- Court: 9th Circuit Court of Appeals Archives
- Area(s) of Law: Administrative Law
- Date Filed: 11-23-2022
- Case #: 21-55456
- Judge(s)/Court Below: Thomas, C.J.; Callahan, C.J.; & Humetewa, D.J.
- Full Text Opinion
In 2018, the Federal Motor Carrier Safety Administration (FMCSA) decided to preempt California's meal and rest break (MRB) rules in regards to truck drivers subject to federal regulations, which was determind by this Court to be a lawful exercise of power under the Motor Carrier Safety Act of 1984 (MCSA). See Int'l Brotherhood of Teamsters, Local 2785 v. FMCSA, 986 F.3d 841, 846 (9th Cir. 2021). Appellants appealed summary judgment dismissing their action for violation of California's MRB rules, which had been brought prior to the preemption by FMSCA. Appellants argued that the presumption against retroactive application of laws should allow their suit to proceed despite FMSCA's preemption.

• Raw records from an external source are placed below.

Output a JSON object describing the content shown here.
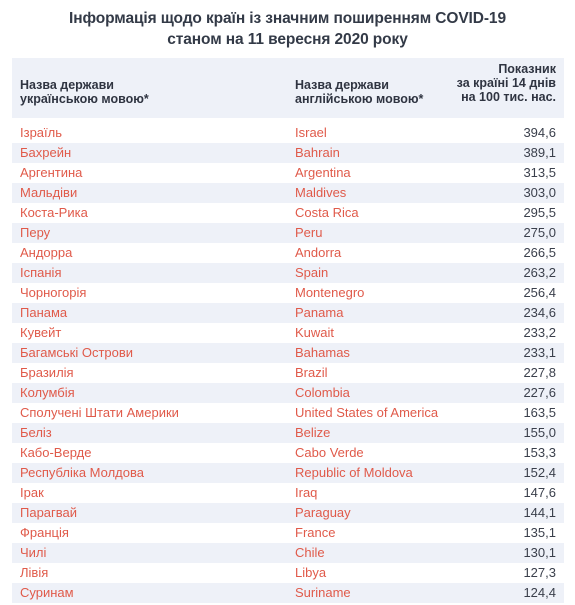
{
  "title_line1": "Інформація щодо країн із значним поширенням COVID-19",
  "title_line2": "станом на 11 вересня 2020 року",
  "headers": {
    "ua": [
      "Назва держави",
      "українською мовою*"
    ],
    "en": [
      "Назва держави",
      "англійською мовою*"
    ],
    "value": [
      "Показник",
      "за країні 14 днів",
      "на 100 тис. нас."
    ]
  },
  "rows": [
    {
      "ua": "Ізраїль",
      "en": "Israel",
      "value": "394,6"
    },
    {
      "ua": "Бахрейн",
      "en": "Bahrain",
      "value": "389,1"
    },
    {
      "ua": "Аргентина",
      "en": "Argentina",
      "value": "313,5"
    },
    {
      "ua": "Мальдіви",
      "en": "Maldives",
      "value": "303,0"
    },
    {
      "ua": "Коста-Рика",
      "en": "Costa Rica",
      "value": "295,5"
    },
    {
      "ua": "Перу",
      "en": "Peru",
      "value": "275,0"
    },
    {
      "ua": "Андорра",
      "en": "Andorra",
      "value": "266,5"
    },
    {
      "ua": "Іспанія",
      "en": "Spain",
      "value": "263,2"
    },
    {
      "ua": "Чорногорія",
      "en": "Montenegro",
      "value": "256,4"
    },
    {
      "ua": "Панама",
      "en": "Panama",
      "value": "234,6"
    },
    {
      "ua": "Кувейт",
      "en": "Kuwait",
      "value": "233,2"
    },
    {
      "ua": "Багамські Острови",
      "en": "Bahamas",
      "value": "233,1"
    },
    {
      "ua": "Бразилія",
      "en": "Brazil",
      "value": "227,8"
    },
    {
      "ua": "Колумбія",
      "en": "Colombia",
      "value": "227,6"
    },
    {
      "ua": "Сполучені Штати Америки",
      "en": "United States of America",
      "value": "163,5"
    },
    {
      "ua": "Беліз",
      "en": "Belize",
      "value": "155,0"
    },
    {
      "ua": "Кабо-Верде",
      "en": "Cabo Verde",
      "value": "153,3"
    },
    {
      "ua": "Республіка Молдова",
      "en": "Republic of Moldova",
      "value": "152,4"
    },
    {
      "ua": "Ірак",
      "en": "Iraq",
      "value": "147,6"
    },
    {
      "ua": "Парагвай",
      "en": "Paraguay",
      "value": "144,1"
    },
    {
      "ua": "Франція",
      "en": "France",
      "value": "135,1"
    },
    {
      "ua": "Чилі",
      "en": "Chile",
      "value": "130,1"
    },
    {
      "ua": "Лівія",
      "en": "Libya",
      "value": "127,3"
    },
    {
      "ua": "Суринам",
      "en": "Suriname",
      "value": "124,4"
    }
  ]
}
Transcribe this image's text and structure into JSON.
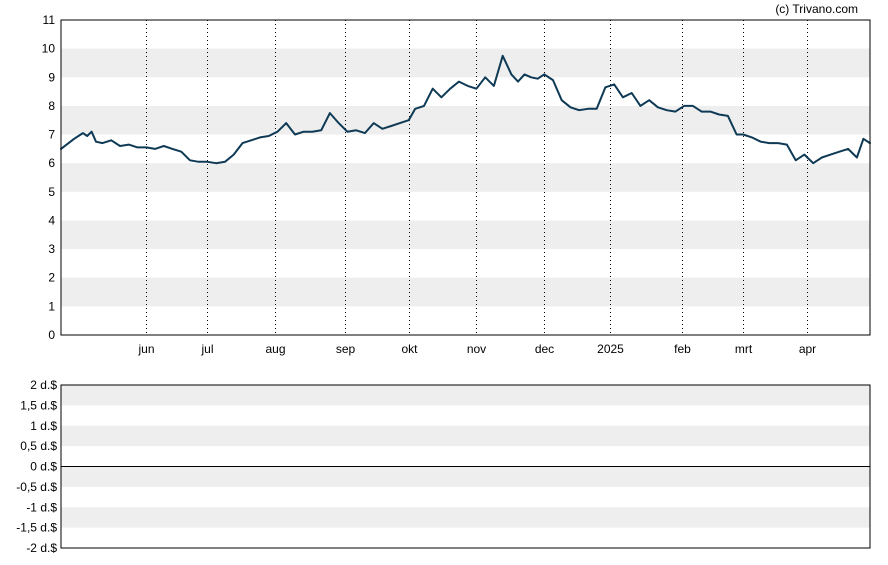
{
  "credit": "(c) Trivano.com",
  "colors": {
    "line": "#0f3a55",
    "band": "#eeeeee",
    "frame": "#000000",
    "grid": "#000000"
  },
  "chart_data": [
    {
      "type": "line",
      "title": "",
      "ylim": [
        0,
        11
      ],
      "yticks": [
        "0",
        "1",
        "2",
        "3",
        "4",
        "5",
        "6",
        "7",
        "8",
        "9",
        "10",
        "11"
      ],
      "xlim": [
        "2024-04-25",
        "2025-04-30"
      ],
      "xticks": [
        {
          "label": "jun",
          "date": "2024-06-03"
        },
        {
          "label": "jul",
          "date": "2024-07-01"
        },
        {
          "label": "aug",
          "date": "2024-08-01"
        },
        {
          "label": "sep",
          "date": "2024-09-02"
        },
        {
          "label": "okt",
          "date": "2024-10-01"
        },
        {
          "label": "nov",
          "date": "2024-11-01"
        },
        {
          "label": "dec",
          "date": "2024-12-02"
        },
        {
          "label": "2025",
          "date": "2025-01-01"
        },
        {
          "label": "feb",
          "date": "2025-02-03"
        },
        {
          "label": "mrt",
          "date": "2025-03-03"
        },
        {
          "label": "apr",
          "date": "2025-04-01"
        }
      ],
      "grid": "alternating horizontal bands, dotted vertical month lines",
      "series": [
        {
          "x": [
            "2024-04-25",
            "2024-05-01",
            "2024-05-05",
            "2024-05-07",
            "2024-05-09",
            "2024-05-11",
            "2024-05-14",
            "2024-05-18",
            "2024-05-22",
            "2024-05-26",
            "2024-05-30",
            "2024-06-03",
            "2024-06-07",
            "2024-06-11",
            "2024-06-15",
            "2024-06-19",
            "2024-06-23",
            "2024-06-27",
            "2024-07-01",
            "2024-07-05",
            "2024-07-09",
            "2024-07-13",
            "2024-07-17",
            "2024-07-21",
            "2024-07-25",
            "2024-07-29",
            "2024-08-02",
            "2024-08-06",
            "2024-08-10",
            "2024-08-14",
            "2024-08-18",
            "2024-08-22",
            "2024-08-26",
            "2024-08-30",
            "2024-09-03",
            "2024-09-07",
            "2024-09-11",
            "2024-09-15",
            "2024-09-19",
            "2024-09-23",
            "2024-09-27",
            "2024-10-01",
            "2024-10-04",
            "2024-10-08",
            "2024-10-12",
            "2024-10-16",
            "2024-10-20",
            "2024-10-24",
            "2024-10-28",
            "2024-11-01",
            "2024-11-05",
            "2024-11-09",
            "2024-11-13",
            "2024-11-17",
            "2024-11-20",
            "2024-11-23",
            "2024-11-26",
            "2024-11-29",
            "2024-12-02",
            "2024-12-06",
            "2024-12-10",
            "2024-12-14",
            "2024-12-18",
            "2024-12-22",
            "2024-12-26",
            "2024-12-30",
            "2025-01-03",
            "2025-01-07",
            "2025-01-11",
            "2025-01-15",
            "2025-01-19",
            "2025-01-23",
            "2025-01-27",
            "2025-01-31",
            "2025-02-04",
            "2025-02-08",
            "2025-02-12",
            "2025-02-16",
            "2025-02-20",
            "2025-02-24",
            "2025-02-28",
            "2025-03-03",
            "2025-03-07",
            "2025-03-11",
            "2025-03-15",
            "2025-03-19",
            "2025-03-23",
            "2025-03-27",
            "2025-03-31",
            "2025-04-04",
            "2025-04-08",
            "2025-04-12",
            "2025-04-16",
            "2025-04-20",
            "2025-04-24",
            "2025-04-27",
            "2025-04-30"
          ],
          "y": [
            6.5,
            6.85,
            7.05,
            6.95,
            7.1,
            6.75,
            6.7,
            6.8,
            6.6,
            6.65,
            6.55,
            6.55,
            6.5,
            6.6,
            6.5,
            6.4,
            6.1,
            6.05,
            6.05,
            6.0,
            6.05,
            6.3,
            6.7,
            6.8,
            6.9,
            6.95,
            7.1,
            7.4,
            7.0,
            7.1,
            7.1,
            7.15,
            7.75,
            7.4,
            7.1,
            7.15,
            7.05,
            7.4,
            7.2,
            7.3,
            7.4,
            7.5,
            7.9,
            8.0,
            8.6,
            8.3,
            8.6,
            8.85,
            8.7,
            8.6,
            9.0,
            8.7,
            9.75,
            9.1,
            8.85,
            9.1,
            9.0,
            8.95,
            9.1,
            8.9,
            8.2,
            7.95,
            7.85,
            7.9,
            7.9,
            8.65,
            8.75,
            8.3,
            8.45,
            8.0,
            8.2,
            7.95,
            7.85,
            7.8,
            8.0,
            8.0,
            7.8,
            7.8,
            7.7,
            7.65,
            7.0,
            7.0,
            6.9,
            6.75,
            6.7,
            6.7,
            6.65,
            6.1,
            6.3,
            6.0,
            6.2,
            6.3,
            6.4,
            6.5,
            6.2,
            6.85,
            6.7
          ]
        }
      ]
    },
    {
      "type": "line",
      "title": "",
      "ylim": [
        -2,
        2
      ],
      "yticks": [
        "2 d.$",
        "1,5 d.$",
        "1 d.$",
        "0,5 d.$",
        "0 d.$",
        "-0,5 d.$",
        "-1 d.$",
        "-1,5 d.$",
        "-2 d.$"
      ],
      "series": []
    }
  ]
}
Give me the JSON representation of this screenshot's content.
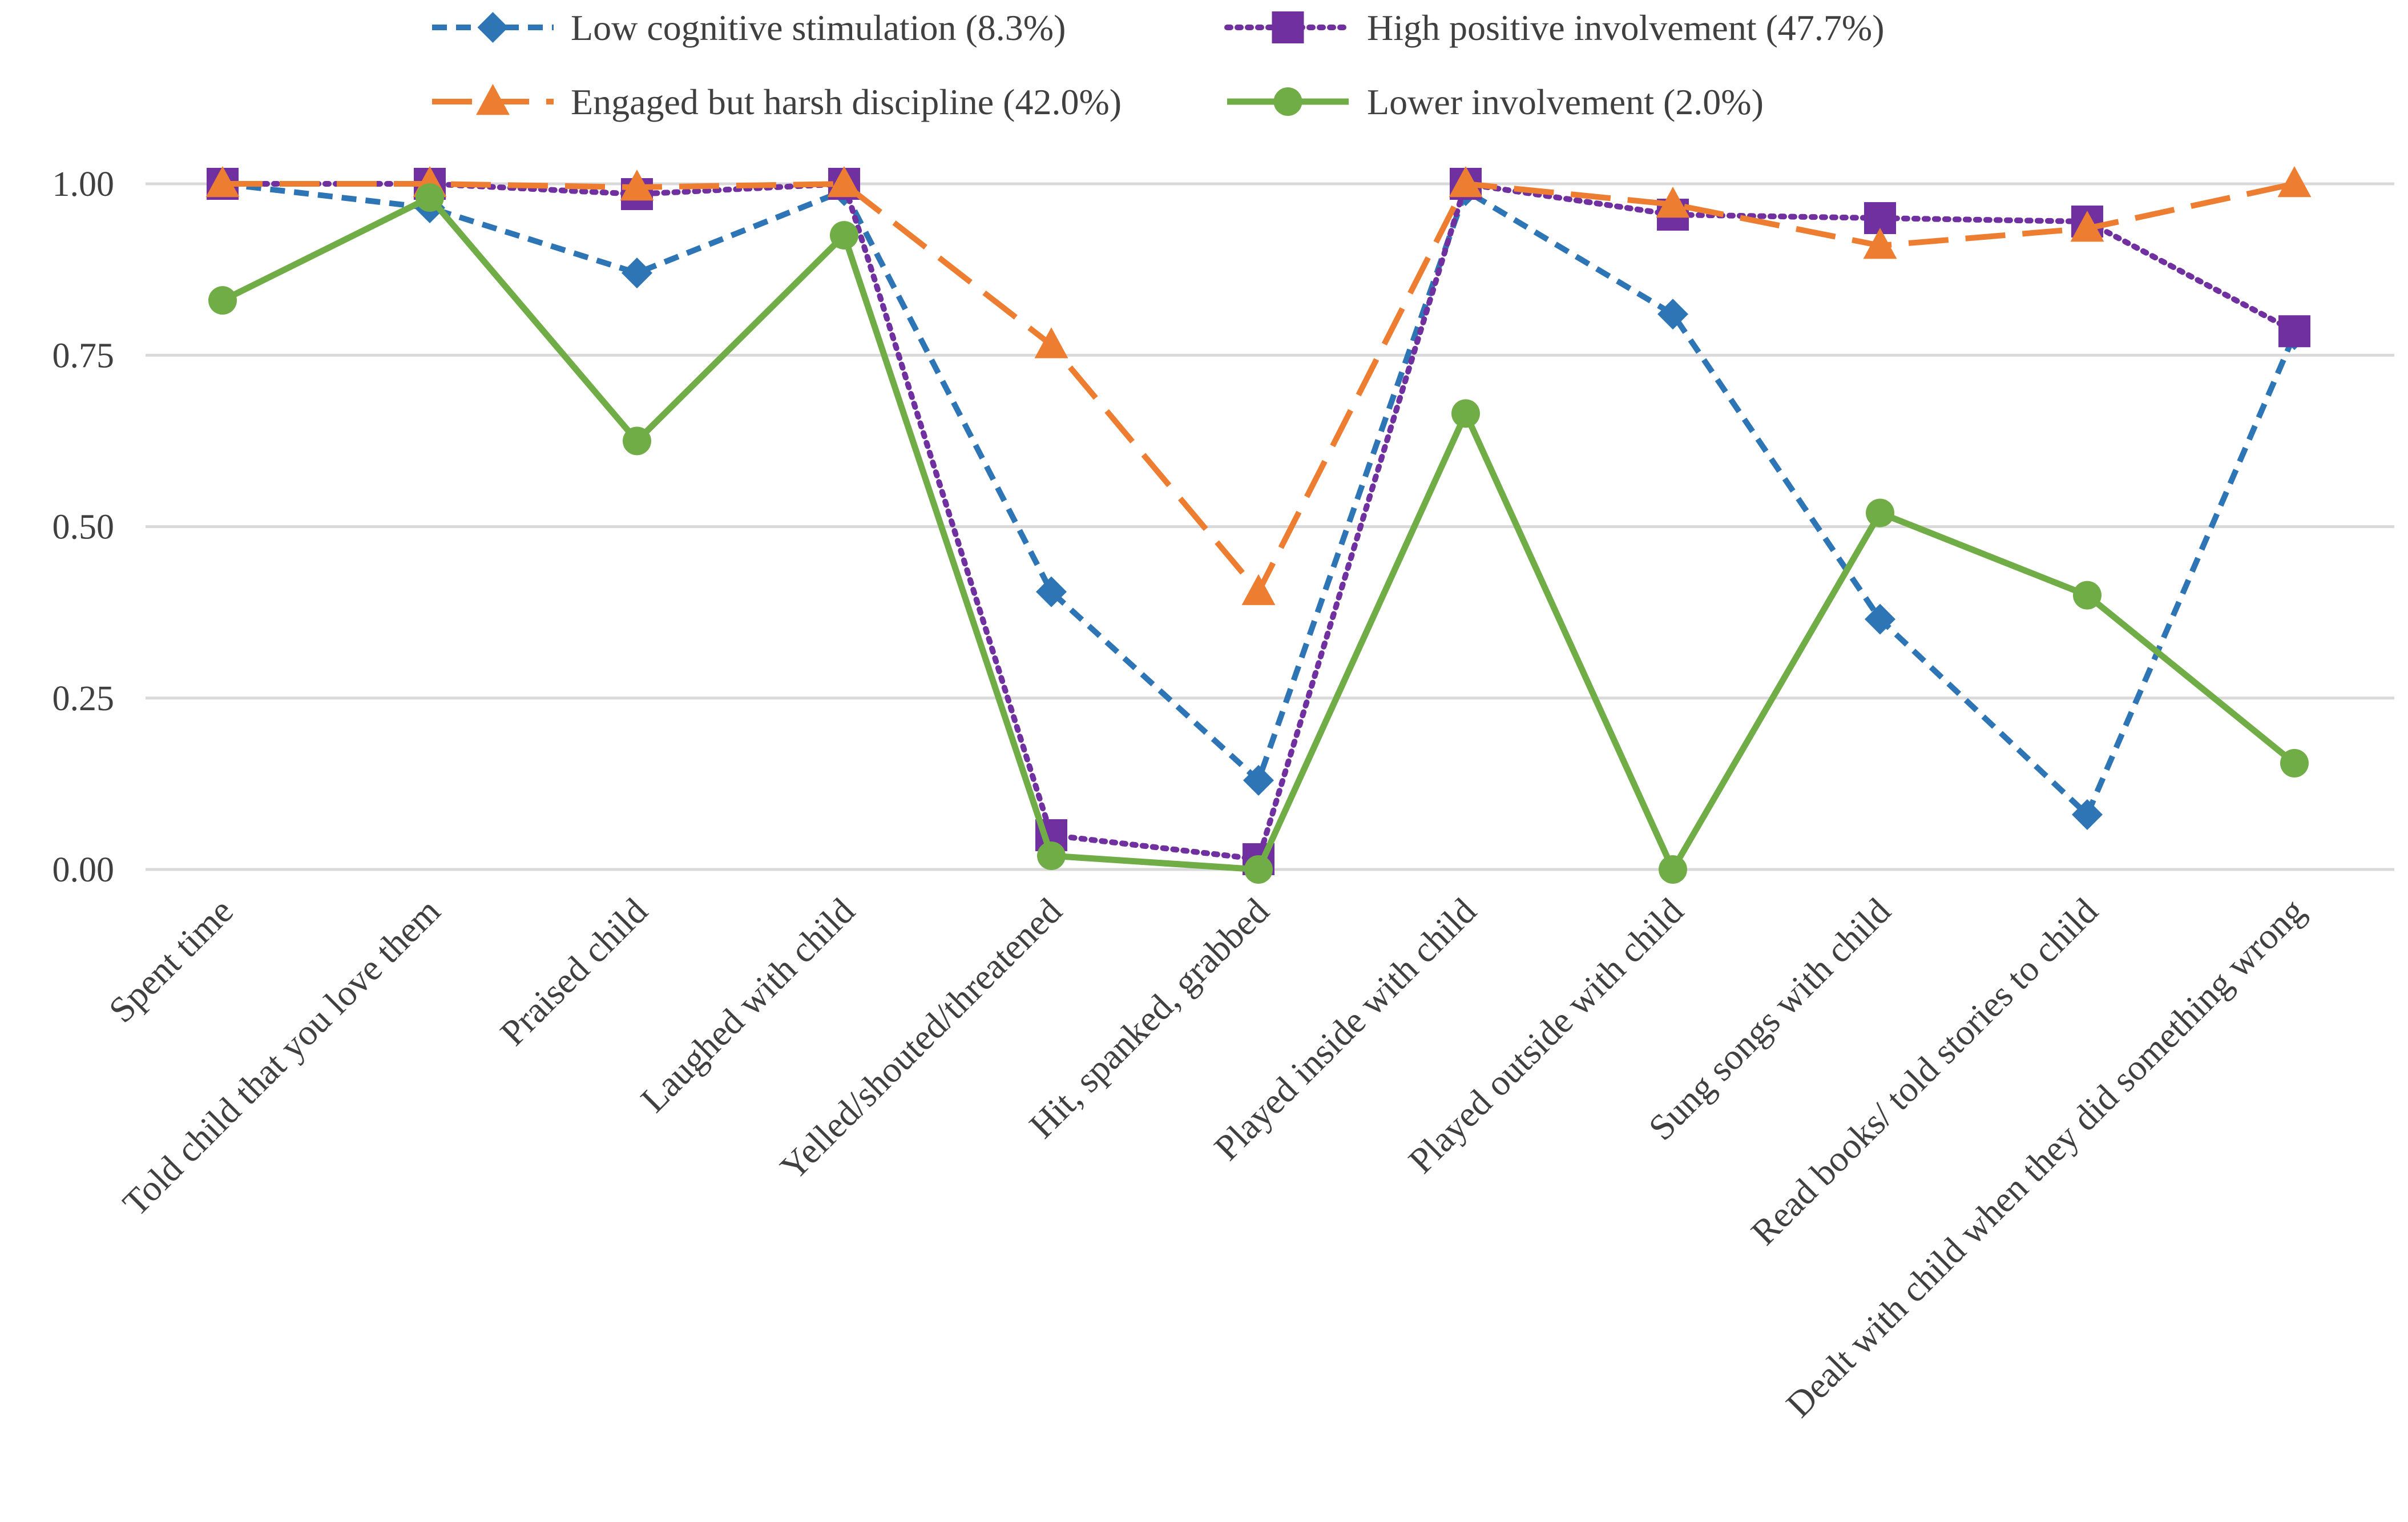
{
  "chart_data": {
    "type": "line",
    "title": "",
    "xlabel": "",
    "ylabel": "",
    "ylim": [
      0,
      1
    ],
    "yticks": [
      0,
      0.25,
      0.5,
      0.75,
      1
    ],
    "ytick_labels": [
      "0.00",
      "0.25",
      "0.50",
      "0.75",
      "1.00"
    ],
    "grid": true,
    "legend_position": "top",
    "categories": [
      "Spent time",
      "Told child that you love them",
      "Praised child",
      "Laughed with child",
      "Yelled/shouted/threatened",
      "Hit, spanked, grabbed",
      "Played inside with child",
      "Played outside with child",
      "Sung songs with child",
      "Read books/ told stories to child",
      "Dealt with child when they did something wrong"
    ],
    "series": [
      {
        "name": "Low cognitive stimulation (8.3%)",
        "color": "#2e75b6",
        "dash": "dashed",
        "marker": "diamond",
        "values": [
          1.0,
          0.965,
          0.87,
          0.99,
          0.405,
          0.13,
          0.99,
          0.81,
          0.365,
          0.08,
          0.78
        ]
      },
      {
        "name": "High positive involvement (47.7%)",
        "color": "#7030a0",
        "dash": "dotted",
        "marker": "square",
        "values": [
          1.0,
          1.0,
          0.985,
          1.0,
          0.05,
          0.015,
          1.0,
          0.955,
          0.95,
          0.945,
          0.785
        ]
      },
      {
        "name": "Engaged but harsh discipline (42.0%)",
        "color": "#ed7d31",
        "dash": "longdash",
        "marker": "triangle",
        "values": [
          1.0,
          1.0,
          0.995,
          1.0,
          0.765,
          0.405,
          1.0,
          0.97,
          0.91,
          0.935,
          1.0
        ]
      },
      {
        "name": "Lower involvement (2.0%)",
        "color": "#70ad47",
        "dash": "solid",
        "marker": "circle",
        "values": [
          0.83,
          0.98,
          0.625,
          0.925,
          0.02,
          0.0,
          0.665,
          0.0,
          0.52,
          0.4,
          0.155
        ]
      }
    ]
  }
}
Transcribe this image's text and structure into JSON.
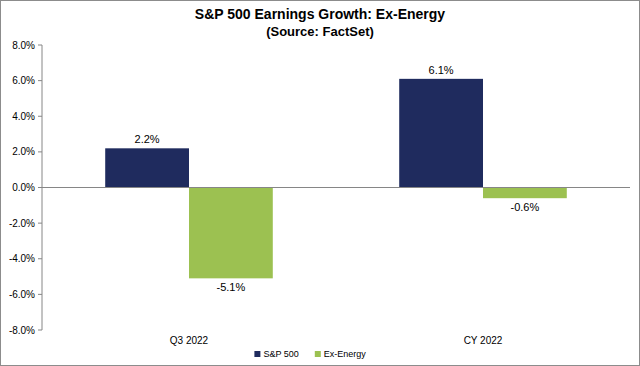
{
  "chart_data": {
    "type": "bar",
    "title": "S&P 500 Earnings Growth: Ex-Energy",
    "subtitle": "(Source: FactSet)",
    "categories": [
      "Q3 2022",
      "CY 2022"
    ],
    "series": [
      {
        "name": "S&P 500",
        "color": "#1f2b5e",
        "values": [
          2.2,
          6.1
        ],
        "value_labels": [
          "2.2%",
          "6.1%"
        ]
      },
      {
        "name": "Ex-Energy",
        "color": "#9cc151",
        "values": [
          -5.1,
          -0.6
        ],
        "value_labels": [
          "-5.1%",
          "-0.6%"
        ]
      }
    ],
    "ylim": [
      -8,
      8
    ],
    "yticks": [
      {
        "value": -8,
        "label": "-8.0%"
      },
      {
        "value": -6,
        "label": "-6.0%"
      },
      {
        "value": -4,
        "label": "-4.0%"
      },
      {
        "value": -2,
        "label": "-2.0%"
      },
      {
        "value": 0,
        "label": "0.0%"
      },
      {
        "value": 2,
        "label": "2.0%"
      },
      {
        "value": 4,
        "label": "4.0%"
      },
      {
        "value": 6,
        "label": "6.0%"
      },
      {
        "value": 8,
        "label": "8.0%"
      }
    ],
    "grid": false,
    "legend": "bottom",
    "data_labels": true
  }
}
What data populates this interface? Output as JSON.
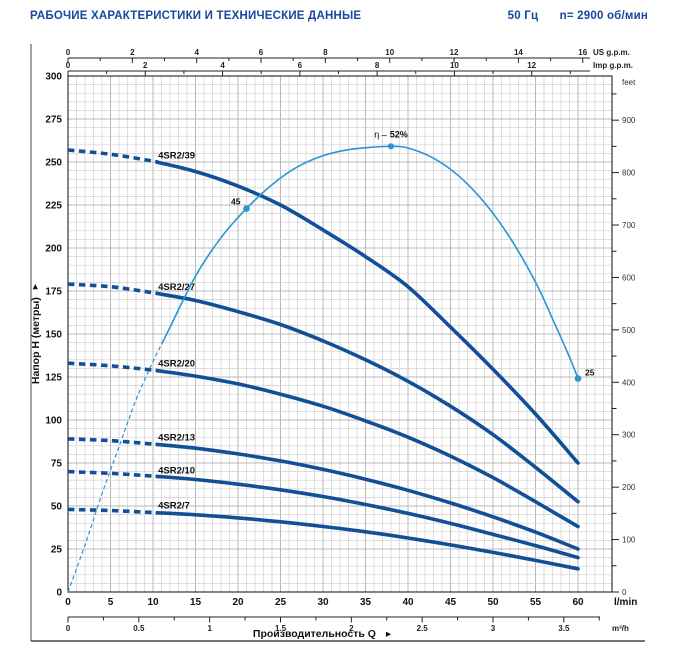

The Supreme Court has provided a two-prong test for determining when the doctrine of anti-retroactivity applies: (1) a court must determine whether Congress has expressly prescribed the statute's proper reach; and (2) a court must assess whether the action would have an impermissible retroactive effect. Landgraf v. USI Film Products, 511 U.S. 244, 263-64, 280 (1994). The Court reasoned that Congress' intention was for the FMCSA to have the power to halt enforcement of state laws. As such, evaluation of the second prong of the test was unnecessary and the FMCSA's decision to preempt prohibits enforcement of California's MRB rules, regardless of when the suit was originally brought or the underlying conduct occurred. Affirmed.